Policial namorava mãe e passou a se relacionar com a filha mais nova em Araraquara (SP). Corpo do cabo de 49 anos foi encontrado carbonizado dentro de carro na madrugada de terça-feira (4).
O pedreiro Genivaldo Silva, de 54 anos, confessou que matou o cabo da Polícia Militar Elias Matias Ribeiro, de 49 anos, com cinco marretadas após família saber de vídeo íntimo dele com a filha de sua sobrinha, afirmou o delegado da Delegacia de Investigações Gerais da Araraquara (SP), Fernando Bravo, em entrevista à EPTV, afiliada da TV Globo.
De acordo com o delegado, o pedreiro foi preso na manhã desta quarta-feira (5), na casa de uma tia, no bairro Cruzeiro, em Araraquara. A sobrinha dele, Jaciane Maria, de 40 anos, que era namorada do PM e a filha mais velha dela, Larissa Marques, de 22, também estão presas pelo crime.

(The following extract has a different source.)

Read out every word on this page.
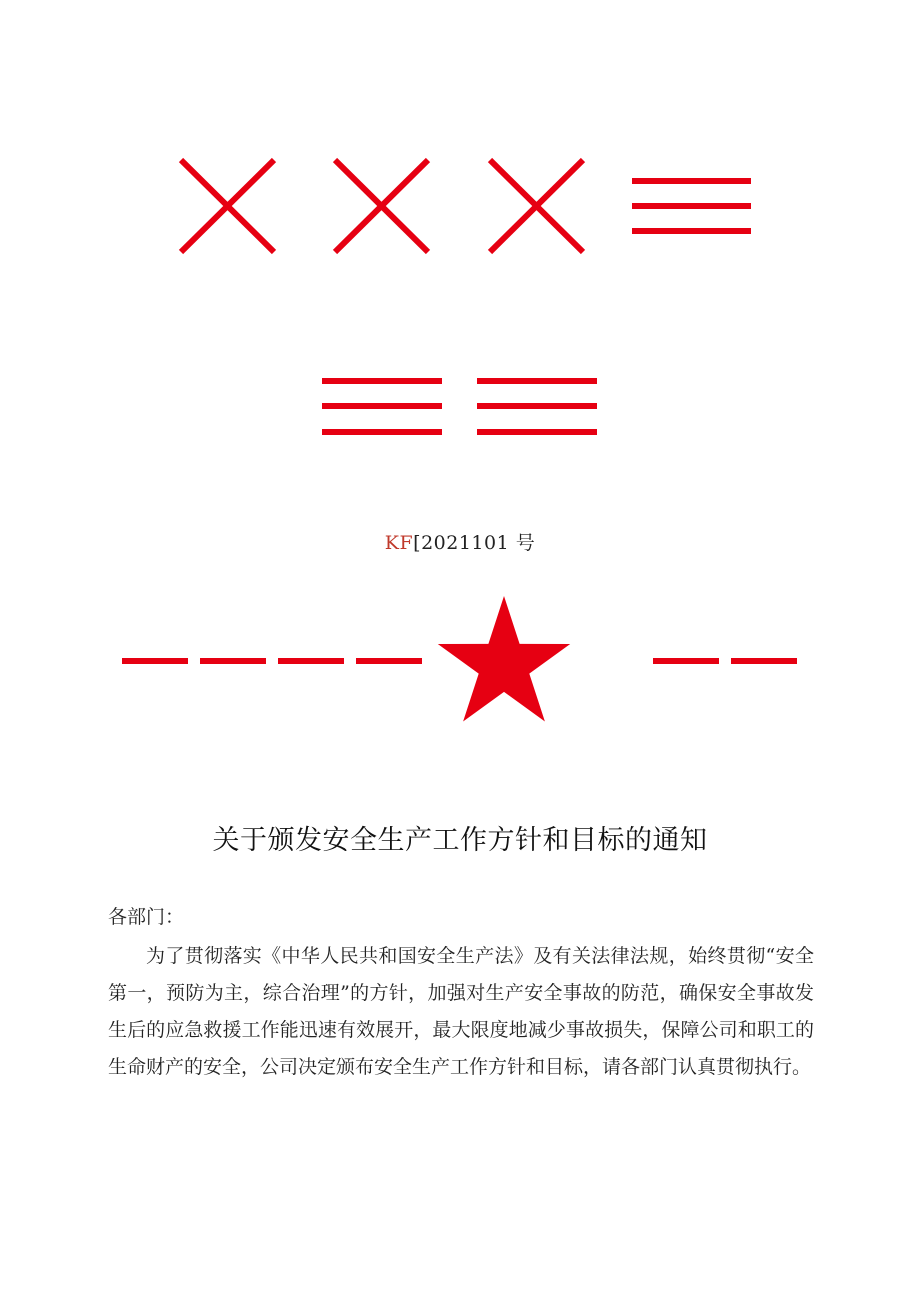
KF[2021101 号
关于颁发安全生产工作方针和目标的通知
各部门：

为了贯彻落实《中华人民共和国安全生产法》及有关法律法规，始终贯彻“安全第一，预防为主，综合治理”的方针，加强对生产安全事故的防范，确保安全事故发生后的应急救援工作能迅速有效展开，最大限度地减少事故损失，保障公司和职工的生命财产的安全，公司决定颁布安全生产工作方针和目标，请各部门认真贯彻执行。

“De pronto ele confessou o crime e falou que toda trama foi planejada na sexta-feira quando eles ficaram sabendo da suposta imagem filmada pela vítima junto com a filha mais nova da acusada”, contou o delegado.
Na terça-feira (4), policiais já haviam encontrado a marreta usada no crime, na casa de Silva.

Assassinato a pedido da sobrinha
Ao ser questionado por jornalistas que esperavam em frente à DIG, o suspeito assumiu que não conhecia o PM e que o matou a pedido da sobrinha. Ele afirmou estar arrependido. De acordo com a polícia ele não apresentou advogado.
Segundo o depoimento do pedreiro, na segunda-feira (3), Jaciane colocou uma droga na bebida de Ribeiro para ele entrasse em sono profundo. Após o PM ter dormido, ela e a filha foram até a casa do pedreiro para buscá-lo.
Ele teria entrado no quarto com luvas para não deixar impressões digitais e deu cinco marretadas no PM.
O corpo de Ribeiro foi colocado no carro dele e Jaciane teria o dirigido até o canavial entre Araraquara e Américo Brasiliense e colocado fogo.

Filha mais nova presta depoimento
A filha mais nova de Jaciane, que tem 20 anos e foi a pivô do crime, prestou depoimento na delegacia na manhã desta quarta-feira.
Segundo o delegado Bravo, ela disse confirmou que teve um relacionamento com o PM sem conhecimento da mãe.
“Não ficou comprovada a participação dela, então ela foi ouvida e liberada”, disse o delegado.
As duas mulheres estão na cadeia de Santa Ernestina e o pedreiro será levado para a cadeia de São Carlos. Eles irão responder por homicídio e omissão de cadáver.

Relação com mãe e filha
Em seu depoimento, Jaciane disse ao delegado que teve a ajuda do tio para matar o cabo, com quem se relacionava havia cerca de cinco meses.
Na noite de segunda-feira (3), ela convidou o namorado para dormir na casa dela. Quando a vítima estava dormindo, o tio da mulher entrou na casa e deu as marretadas que matou o PM.
Com a ajuda a filha mais velha, eles colocaram o corpo no carro do próprio policial, junto com o colchão ensanguentado e levaram até um canavial entre Araraquara e Américo Brasiliense, onde colocaram fogo no veículo.

Corpo carbonizado
O carro do policial, um SUV Tucson, foi encontrado em chamas por volta das 3h desta terça em um canavial próximo à vicinal de acesso à Rodovia Antônio Machado Santana (SP-255), entre Américo Brasiliense e Araraquara.
O corpo carbonizado foi encontrado dentro do carro incendiado e, por conta do estado, a polícia pediu exame da arcada dentária.
Segundo o comandante da PM de Araraquara, tenente-coronel Adalberto José Ferreira, o corpo estava no banco de trás do veículo, junto com um colchão e o colete à prova de balas. No banco da frente, foram encontrados a arma, algemas, e carregadores.
O cabo trabalhava no 13º batalhão em Araraquara. Ele era motorista do comandante e faltava um mês para que fosse para a reserva. Ainda não há previsão para velório e enterro.